The recommendations make it clear that in some cases it will not be possible to identify adequate supplementary measures. In that case, the consequences are severe:
“Where you are not able to find or implement effective supplementary measures that ensure that the transferred personal data enjoys an essentially equivalent level of protection, you must not start transferring personal data to the third country […]. If you are already conducting transfers, you are required to suspend or end the transfer of personal data. […] the data that you have already transferred to that third country and the copies thereof should be returned to you or destroyed in their entirety by the importer.”Paragraph 52, EDPB Recommendation (emphasis added)
Stage 5: Process to be follow if effective supplementary measures are to be adopted
Stage 5 requires the data exporter to take any formal steps required to implement adopted supplementary measures.
Step 6: Periodically review and re-evaluate
Stage 6 requires ongoing monitoring of developments in the country to which data is being exported and that prompt action is taken if the supplemental measures are no longer effective.
New draft SCCs published by EU Commission for consultation
On 12 November 2020, the European Commission published for consultation new Standard Contractual Clauses.
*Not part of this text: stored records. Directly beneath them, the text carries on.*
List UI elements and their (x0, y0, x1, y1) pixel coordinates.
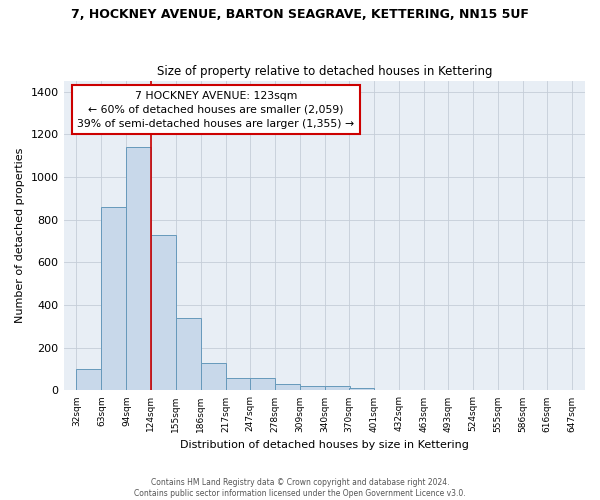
Text: Contains HM Land Registry data © Crown copyright and database right 2024.
Contai: Contains HM Land Registry data © Crown c… (134, 478, 466, 498)
Bar (250, 378, 275, 390)
Bar (299, 386, 325, 390)
Bar (76, 369, 101, 390)
Bar (101, 207, 127, 390)
Text: 7 HOCKNEY AVENUE: 123sqm
← 60% of detached houses are smaller (2,059)
39% of sem: 7 HOCKNEY AVENUE: 123sqm ← 60% of detach… (77, 90, 355, 128)
Bar (176, 318, 200, 390)
Bar (151, 234, 176, 390)
Bar (349, 388, 374, 390)
Bar (226, 378, 251, 390)
Bar (325, 386, 350, 390)
Bar (275, 384, 299, 390)
Bar (200, 362, 226, 390)
Title: Size of property relative to detached houses in Kettering: Size of property relative to detached ho… (157, 66, 492, 78)
Text: 7, HOCKNEY AVENUE, BARTON SEAGRAVE, KETTERING, NN15 5UF: 7, HOCKNEY AVENUE, BARTON SEAGRAVE, KETT… (71, 8, 529, 20)
X-axis label: Distribution of detached houses by size in Kettering: Distribution of detached houses by size … (180, 440, 469, 450)
Y-axis label: Number of detached properties: Number of detached properties (15, 148, 25, 324)
Bar (127, 147, 151, 390)
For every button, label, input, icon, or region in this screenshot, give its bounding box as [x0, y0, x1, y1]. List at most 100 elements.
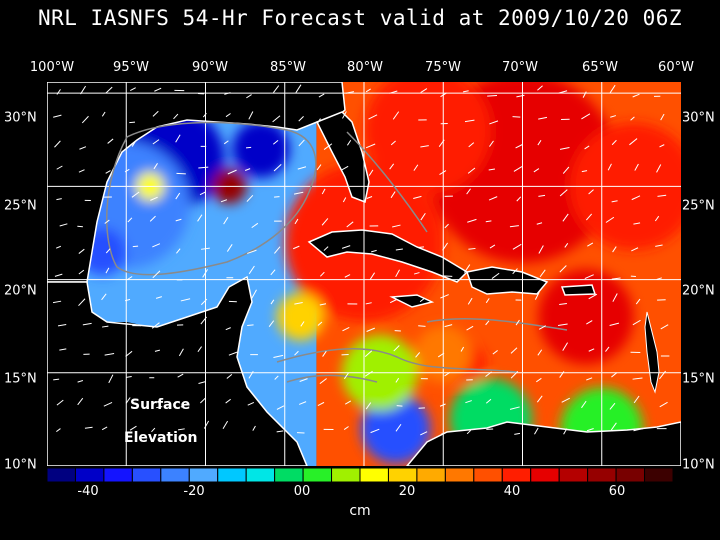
vector-arrow	[584, 274, 594, 280]
vector-arrow	[56, 198, 62, 201]
vector-arrow	[56, 428, 61, 433]
vector-arrow	[77, 380, 84, 383]
vector-arrow	[125, 397, 131, 404]
vector-arrow	[366, 196, 373, 199]
colorbar-cell	[387, 468, 418, 482]
vector-arrow	[392, 224, 401, 228]
vector-arrow	[413, 195, 422, 199]
vector-arrow	[81, 115, 89, 124]
vector-arrow	[53, 114, 62, 118]
vector-arrow	[489, 244, 496, 249]
vector-arrow	[634, 163, 639, 171]
vector-arrow	[609, 402, 616, 410]
colorbar-cell	[188, 468, 219, 482]
vector-arrow	[220, 199, 228, 203]
vector-arrow	[228, 351, 238, 356]
vector-arrow	[605, 346, 610, 352]
vector-arrow	[468, 247, 476, 250]
vector-arrow	[54, 140, 61, 148]
vector-arrow	[200, 316, 207, 325]
surface-current-vectors	[52, 84, 670, 436]
lon-label: 95°W	[113, 60, 149, 75]
vector-arrow	[202, 269, 208, 278]
vector-arrow	[248, 111, 254, 120]
vector-arrow	[395, 377, 400, 383]
colorbar-cell	[74, 468, 105, 482]
vector-arrow	[130, 87, 136, 92]
vector-arrow	[464, 119, 475, 123]
vector-arrow	[180, 298, 191, 302]
colorbar-cell	[131, 468, 162, 482]
vector-arrow	[272, 85, 280, 93]
vector-arrow	[514, 432, 521, 435]
vector-arrow	[562, 166, 570, 174]
vector-arrow	[439, 403, 446, 407]
vector-arrow	[227, 169, 237, 175]
vector-arrow	[395, 269, 400, 278]
vector-arrow	[347, 139, 352, 146]
vector-arrow	[488, 196, 498, 201]
vector-arrow	[226, 373, 233, 379]
vector-arrow	[274, 375, 279, 380]
vector-arrow	[175, 218, 182, 222]
vector-arrow	[660, 113, 665, 121]
vector-arrow	[101, 111, 106, 117]
lon-label: 65°W	[582, 60, 618, 75]
vector-arrow	[225, 113, 231, 118]
vector-arrow	[536, 222, 543, 225]
vector-arrow	[581, 113, 591, 120]
vector-arrow	[365, 402, 372, 410]
elevation-anomaly	[232, 120, 290, 178]
vector-arrow	[199, 397, 207, 404]
vector-arrow	[127, 217, 133, 223]
vector-arrow	[586, 320, 593, 325]
vector-arrow	[417, 246, 425, 248]
vector-arrow	[59, 348, 67, 351]
vector-arrow	[588, 293, 598, 300]
vector-arrow	[316, 164, 322, 171]
vector-arrow	[512, 243, 522, 250]
vector-arrow	[485, 220, 492, 223]
vector-arrow	[538, 116, 548, 120]
vector-arrow	[611, 139, 617, 146]
vector-arrow	[78, 269, 85, 275]
lon-label: 80°W	[347, 60, 383, 75]
vector-arrow	[152, 243, 161, 248]
vector-arrow	[225, 398, 231, 404]
vector-arrow	[631, 247, 639, 252]
colorbar-cell	[245, 468, 276, 482]
vector-arrow	[586, 428, 594, 432]
vector-arrow	[635, 298, 641, 305]
vector-arrow	[633, 428, 644, 432]
vector-arrow	[396, 405, 403, 407]
vector-arrow	[300, 321, 305, 327]
lat-label-left: 30°N	[4, 110, 37, 126]
vector-arrow	[197, 346, 202, 353]
vector-arrow	[175, 134, 181, 143]
vector-arrow	[299, 378, 308, 382]
vector-arrow	[537, 349, 543, 356]
vector-arrow	[610, 115, 617, 118]
vector-arrow	[175, 192, 181, 200]
vector-arrow	[442, 242, 448, 251]
vector-arrow	[491, 272, 500, 279]
vector-arrow	[59, 223, 68, 227]
vector-arrow	[395, 248, 403, 251]
vector-arrow	[341, 245, 351, 249]
vector-arrow	[345, 91, 355, 94]
vector-arrow	[393, 345, 400, 352]
vector-arrow	[225, 327, 231, 331]
colorbar-tick: -40	[77, 484, 99, 499]
vector-arrow	[562, 213, 569, 222]
vector-arrow	[223, 140, 229, 145]
vector-arrow	[366, 327, 375, 332]
vector-arrow	[538, 245, 544, 254]
vector-arrow	[588, 348, 595, 352]
colorbar-unit: cm	[349, 503, 371, 519]
vector-arrow	[389, 90, 398, 94]
vector-arrow	[612, 293, 618, 302]
lat-label-left: 10°N	[4, 457, 37, 473]
vector-arrow	[270, 299, 275, 305]
vector-arrow	[156, 406, 163, 409]
vector-arrow	[659, 370, 666, 380]
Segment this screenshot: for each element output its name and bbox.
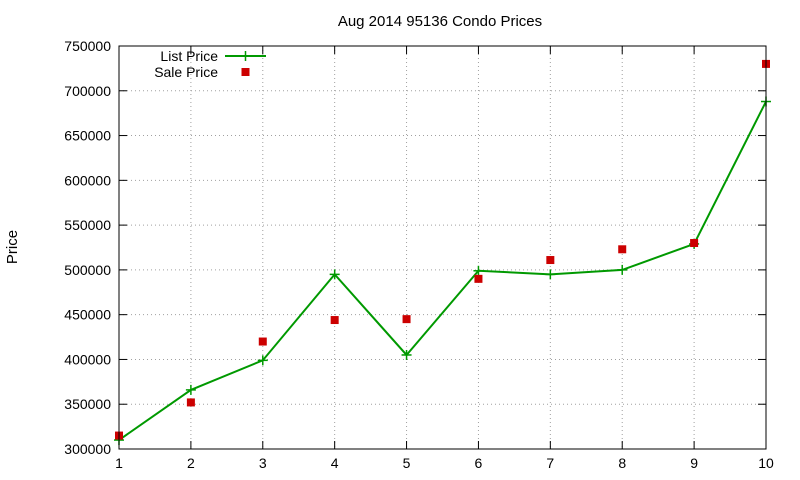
y-tick-label: 300000 (64, 441, 111, 457)
chart-title: Aug 2014 95136 Condo Prices (338, 13, 542, 30)
data-point (617, 264, 628, 275)
x-tick-label: 1 (115, 455, 123, 471)
series-sale-price (115, 59, 770, 440)
series-line (118, 101, 767, 441)
data-point (546, 256, 555, 265)
x-tick-label: 9 (690, 455, 698, 471)
data-point (258, 337, 267, 346)
x-tick-label: 7 (546, 455, 554, 471)
y-axis-label: Price (4, 230, 21, 264)
y-tick-label: 350000 (64, 396, 111, 412)
data-point (257, 355, 268, 366)
x-tick-label: 5 (403, 455, 411, 471)
grid-lines (119, 46, 766, 449)
data-point (401, 349, 412, 360)
x-tick-label: 2 (187, 455, 195, 471)
series-layer (114, 59, 771, 446)
data-point (474, 274, 483, 283)
x-tick-label: 6 (475, 455, 483, 471)
y-tick-label: 650000 (64, 128, 111, 144)
data-point (329, 269, 340, 280)
x-tick-label: 10 (758, 455, 774, 471)
y-tick-label: 400000 (64, 351, 111, 367)
y-tick-label: 550000 (64, 217, 111, 233)
y-tick-label: 450000 (64, 307, 111, 323)
legend-label: Sale Price (154, 64, 218, 80)
data-point (330, 316, 339, 325)
y-tick-label: 750000 (64, 38, 111, 54)
x-tick-label: 8 (618, 455, 626, 471)
series-list-price (114, 96, 771, 446)
axis-ticks: 300000 350000 400000 450000 500000 550000 6000… (64, 38, 774, 471)
data-point (402, 315, 411, 324)
data-point (618, 245, 627, 254)
data-point (690, 239, 699, 248)
plot-border (118, 45, 767, 450)
y-tick-label: 500000 (64, 262, 111, 278)
legend-marker (241, 68, 250, 76)
data-point (473, 265, 484, 276)
y-tick-label: 700000 (64, 83, 111, 99)
data-point (545, 269, 556, 280)
y-tick-label: 600000 (64, 172, 111, 188)
data-point (186, 398, 195, 407)
x-tick-label: 4 (331, 455, 339, 471)
legend-marker (240, 51, 251, 61)
x-tick-label: 3 (259, 455, 267, 471)
data-point (185, 384, 196, 395)
legend-label: List Price (160, 48, 218, 64)
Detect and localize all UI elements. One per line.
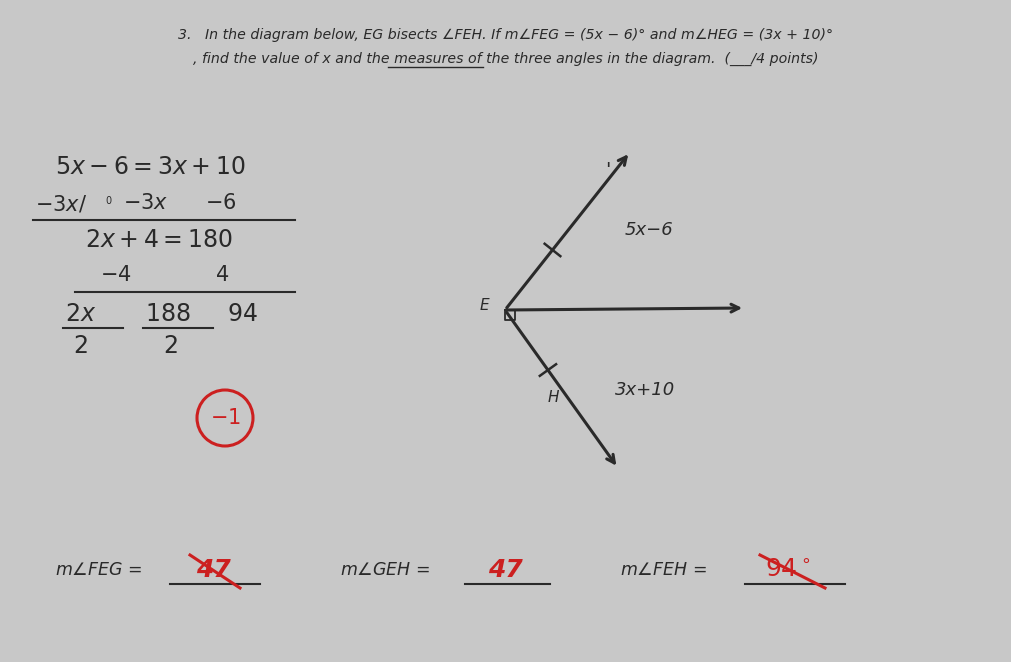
Text: $-6$: $-6$ bbox=[205, 193, 237, 213]
Text: $2x$: $2x$ bbox=[65, 302, 96, 326]
Text: ': ' bbox=[605, 160, 610, 179]
Text: $m\angle GEH$ =: $m\angle GEH$ = bbox=[340, 561, 432, 579]
Text: 47: 47 bbox=[195, 558, 231, 582]
Text: $2$: $2$ bbox=[163, 334, 178, 358]
Text: 47: 47 bbox=[487, 558, 522, 582]
Text: $5x-6=3x+10$: $5x-6=3x+10$ bbox=[55, 155, 246, 179]
Text: H: H bbox=[547, 390, 558, 405]
Text: $2$: $2$ bbox=[73, 334, 88, 358]
Text: $-4$: $-4$ bbox=[100, 265, 131, 285]
Text: $_0$: $_0$ bbox=[105, 193, 112, 207]
Text: $4$: $4$ bbox=[214, 265, 228, 285]
Text: $2x+4=180$: $2x+4=180$ bbox=[85, 228, 233, 252]
Text: $-3x$: $-3x$ bbox=[123, 193, 168, 213]
Text: $188$: $188$ bbox=[145, 302, 190, 326]
Text: $94$: $94$ bbox=[226, 302, 258, 326]
Text: $-1$: $-1$ bbox=[209, 408, 241, 428]
Text: 3x+10: 3x+10 bbox=[615, 381, 674, 399]
Text: $m\angle FEH$ =: $m\angle FEH$ = bbox=[620, 561, 708, 579]
Text: 3.   In the diagram below, EG bisects ∠FEH. If m∠FEG = (5x − 6)° and m∠HEG = (3x: 3. In the diagram below, EG bisects ∠FEH… bbox=[178, 28, 833, 42]
Text: , find the value of x and the measures of the three angles in the diagram.  (___: , find the value of x and the measures o… bbox=[193, 52, 818, 66]
Text: $m\angle FEG$ =: $m\angle FEG$ = bbox=[55, 561, 144, 579]
Text: E: E bbox=[479, 297, 488, 312]
Text: 5x−6: 5x−6 bbox=[625, 221, 673, 239]
Text: $94^\circ$: $94^\circ$ bbox=[764, 558, 810, 582]
Text: $-3x/$: $-3x/$ bbox=[35, 193, 87, 214]
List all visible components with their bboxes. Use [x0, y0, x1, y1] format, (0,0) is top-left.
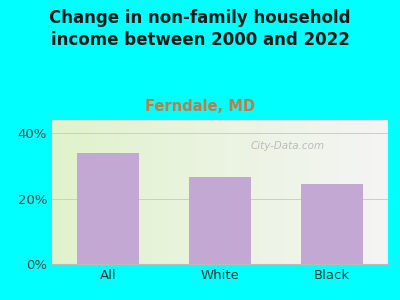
Bar	[189, 177, 251, 264]
Bar	[77, 153, 139, 264]
Text: Change in non-family household
income between 2000 and 2022: Change in non-family household income be…	[49, 9, 351, 49]
Text: City-Data.com: City-Data.com	[250, 141, 324, 151]
Bar	[301, 184, 363, 264]
Text: Ferndale, MD: Ferndale, MD	[145, 99, 255, 114]
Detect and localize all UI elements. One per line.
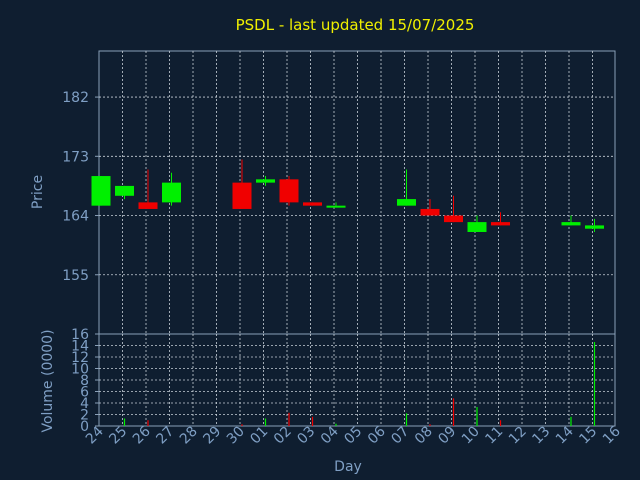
x-tick-label: 04 — [318, 423, 342, 447]
volume-tick-label: 8 — [80, 373, 89, 389]
candle-body — [303, 202, 322, 206]
x-tick-label: 09 — [435, 424, 459, 448]
x-tick-label: 03 — [294, 424, 318, 448]
volume-gridlines — [99, 334, 615, 426]
volume-tick-label: 4 — [80, 396, 89, 412]
x-tick-label: 01 — [247, 424, 271, 448]
x-tick-label: 26 — [130, 423, 154, 447]
chart-title: PSDL - last updated 15/07/2025 — [236, 16, 475, 34]
volume-tick-label: 0 — [80, 419, 89, 435]
x-tick-label: 12 — [506, 424, 530, 448]
volume-tick-label: 12 — [71, 350, 89, 366]
candle — [138, 169, 158, 209]
candle — [256, 176, 275, 186]
volume-tick-label: 10 — [71, 362, 89, 378]
x-axis-ticks: 24 25 26 27 28 29 30 01 02 03 04 05 06 07 08 09 10 11 12 13… — [83, 423, 624, 447]
candle-body — [232, 182, 252, 209]
candle-body — [467, 222, 487, 232]
candle-body — [491, 222, 510, 226]
x-tick-label: 25 — [106, 424, 130, 448]
candle — [420, 199, 440, 216]
x-tick-label: 02 — [271, 424, 295, 448]
x-tick-label: 11 — [482, 424, 506, 448]
volume-tick-label: 14 — [71, 339, 89, 355]
x-tick-label: 06 — [365, 423, 389, 447]
x-tick-label: 07 — [388, 424, 412, 448]
volume-tick-label: 2 — [80, 408, 89, 424]
candle-body — [397, 199, 416, 206]
x-tick-label: 13 — [529, 424, 553, 448]
candle — [232, 159, 252, 209]
candle — [467, 215, 487, 232]
candle-body — [91, 176, 111, 206]
x-tick-label: 10 — [459, 424, 483, 448]
x-tick-label: 16 — [600, 423, 624, 447]
candle — [303, 202, 322, 206]
price-panel: 155 164 173 182 Price — [30, 50, 616, 335]
price-tick-label: 164 — [62, 209, 89, 225]
candle — [561, 215, 581, 226]
candle-body — [420, 208, 440, 216]
x-tick-label: 15 — [576, 424, 600, 448]
price-tick-label: 182 — [62, 90, 89, 106]
price-tick-label: 173 — [62, 149, 89, 165]
candle-body — [444, 215, 463, 223]
candle-body — [561, 222, 581, 226]
volume-tick-label: 16 — [71, 327, 89, 343]
volume-tick-label: 6 — [80, 385, 89, 401]
volume-bars — [123, 342, 596, 426]
candle-body — [162, 182, 181, 203]
price-y-ticks: 155 164 173 182 — [62, 90, 99, 284]
x-tick-label: 30 — [224, 424, 248, 448]
candle-body — [326, 205, 346, 208]
candle-body — [585, 225, 604, 229]
price-tick-label: 155 — [62, 268, 89, 284]
candle — [279, 176, 299, 206]
volume-axis-label: Volume (0000) — [40, 329, 56, 432]
x-axis-label: Day — [334, 459, 362, 475]
x-tick-label: 28 — [177, 424, 201, 448]
candle — [326, 202, 346, 208]
candle-body — [138, 202, 158, 209]
x-tick-label: 14 — [553, 423, 577, 447]
x-tick-label: 05 — [341, 424, 365, 448]
x-tick-label: 27 — [153, 424, 177, 448]
candle-body — [279, 179, 299, 203]
x-tick-label: 29 — [200, 424, 224, 448]
candle — [397, 169, 416, 206]
candle — [162, 172, 181, 206]
x-tick-label: 08 — [412, 424, 436, 448]
candle-body — [115, 185, 134, 196]
candle — [115, 185, 134, 200]
price-axis-label: Price — [30, 175, 46, 209]
candle — [491, 212, 510, 226]
candle — [585, 218, 604, 232]
candle — [91, 176, 111, 206]
candle-body — [256, 179, 275, 183]
candle — [444, 195, 463, 223]
candles — [91, 159, 604, 232]
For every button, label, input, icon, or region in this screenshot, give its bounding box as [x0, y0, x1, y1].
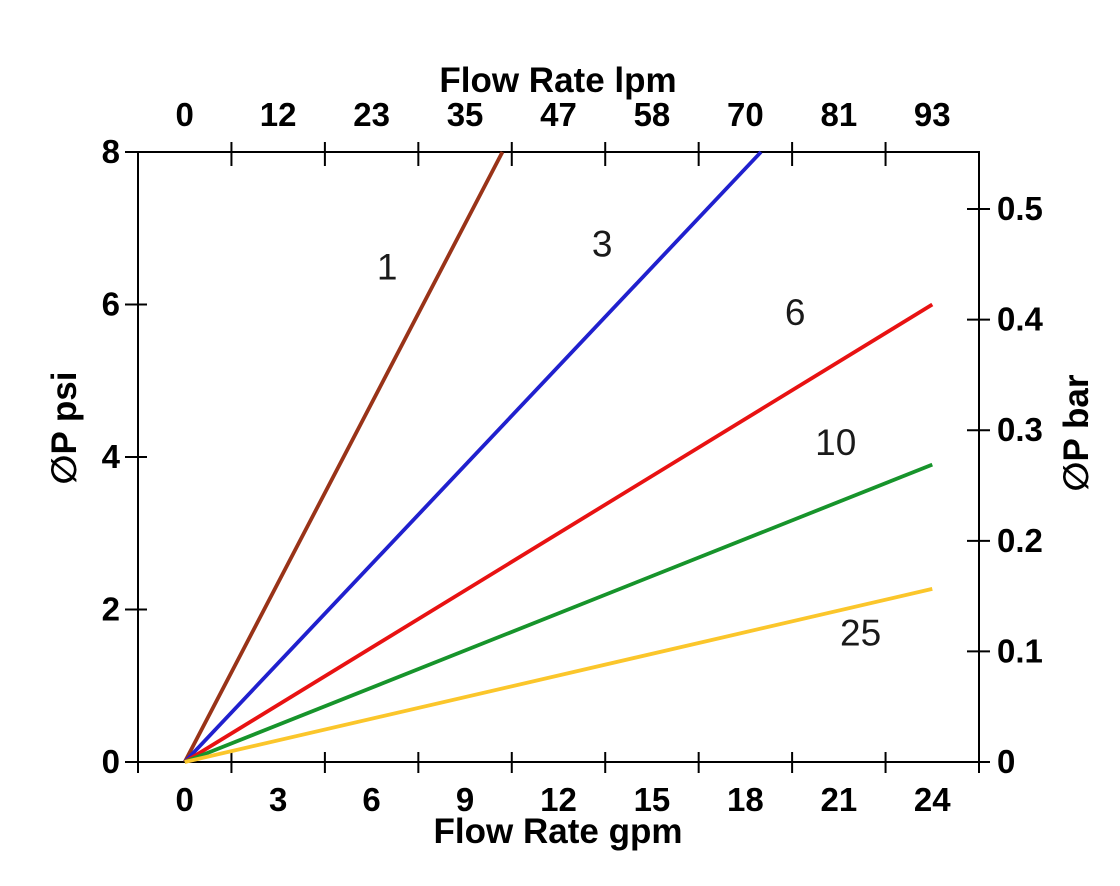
series-line-3 — [183, 150, 763, 764]
right-tick-label: 0.3 — [997, 411, 1043, 448]
top-tick-label: 70 — [727, 96, 764, 133]
top-tick-label: 23 — [353, 96, 390, 133]
left-axis-title: ∅P psi — [45, 372, 84, 485]
bottom-axis-title: Flow Rate gpm — [434, 812, 683, 851]
series-label-25: 25 — [840, 612, 881, 653]
left-tick-label: 4 — [102, 438, 121, 475]
bottom-tick-label: 15 — [634, 781, 671, 818]
bottom-tick-label: 3 — [269, 781, 287, 818]
top-tick-label: 12 — [260, 96, 297, 133]
top-tick-label: 81 — [820, 96, 857, 133]
series-line-6 — [183, 302, 934, 764]
series-label-3: 3 — [592, 224, 613, 265]
left-tick-label: 2 — [102, 591, 120, 628]
right-tick-label: 0.5 — [997, 190, 1043, 227]
top-tick-label: 47 — [540, 96, 577, 133]
top-tick-label: 35 — [447, 96, 484, 133]
top-tick-label: 93 — [914, 96, 951, 133]
right-axis-title: ∅P bar — [1057, 374, 1096, 491]
right-tick-label: 0.4 — [997, 301, 1044, 338]
bottom-tick-label: 18 — [727, 781, 764, 818]
left-tick-label: 8 — [102, 133, 120, 170]
series-label-6: 6 — [785, 292, 806, 333]
top-axis-title: Flow Rate lpm — [439, 61, 676, 100]
series-label-10: 10 — [815, 422, 856, 463]
series-label-1: 1 — [377, 246, 398, 287]
bottom-tick-label: 6 — [362, 781, 380, 818]
bottom-tick-label: 9 — [456, 781, 474, 818]
left-tick-label: 6 — [102, 286, 120, 323]
axis-tick-labels: 0246800.10.20.30.40.50031262393512471558… — [102, 96, 1044, 818]
bottom-tick-label: 12 — [540, 781, 577, 818]
series-line-1 — [183, 151, 505, 763]
series-line-10 — [184, 462, 933, 764]
bottom-tick-label: 24 — [914, 781, 951, 818]
bottom-tick-label: 0 — [176, 781, 194, 818]
top-tick-label: 0 — [176, 96, 194, 133]
right-tick-label: 0 — [997, 743, 1015, 780]
series-line-25 — [184, 587, 933, 764]
axis-tick-marks — [125, 142, 990, 773]
top-tick-label: 58 — [634, 96, 671, 133]
series-lines — [183, 150, 934, 764]
series-labels: 1 3 6 10 25 — [377, 224, 881, 654]
right-tick-label: 0.2 — [997, 522, 1043, 559]
bottom-tick-label: 21 — [820, 781, 857, 818]
right-tick-label: 0.1 — [997, 632, 1043, 669]
left-tick-label: 0 — [102, 743, 120, 780]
The new SCCs take account of both the coming into force of GDPR and the Schrems II decision.
These are subject to public consultation until 10 December 2020.
Once the decision adopting the new SCCs comes into force there will be a one year transition period, during which the older SCCs will remain valid (subject of course to the caveats in Schrems II and the EDPB recommendations).
The new SCCs are modular, and in contrast with prior SCCs deal with all possible transfers between controllers and processors. We will review in more detail, once finalised after the consultation.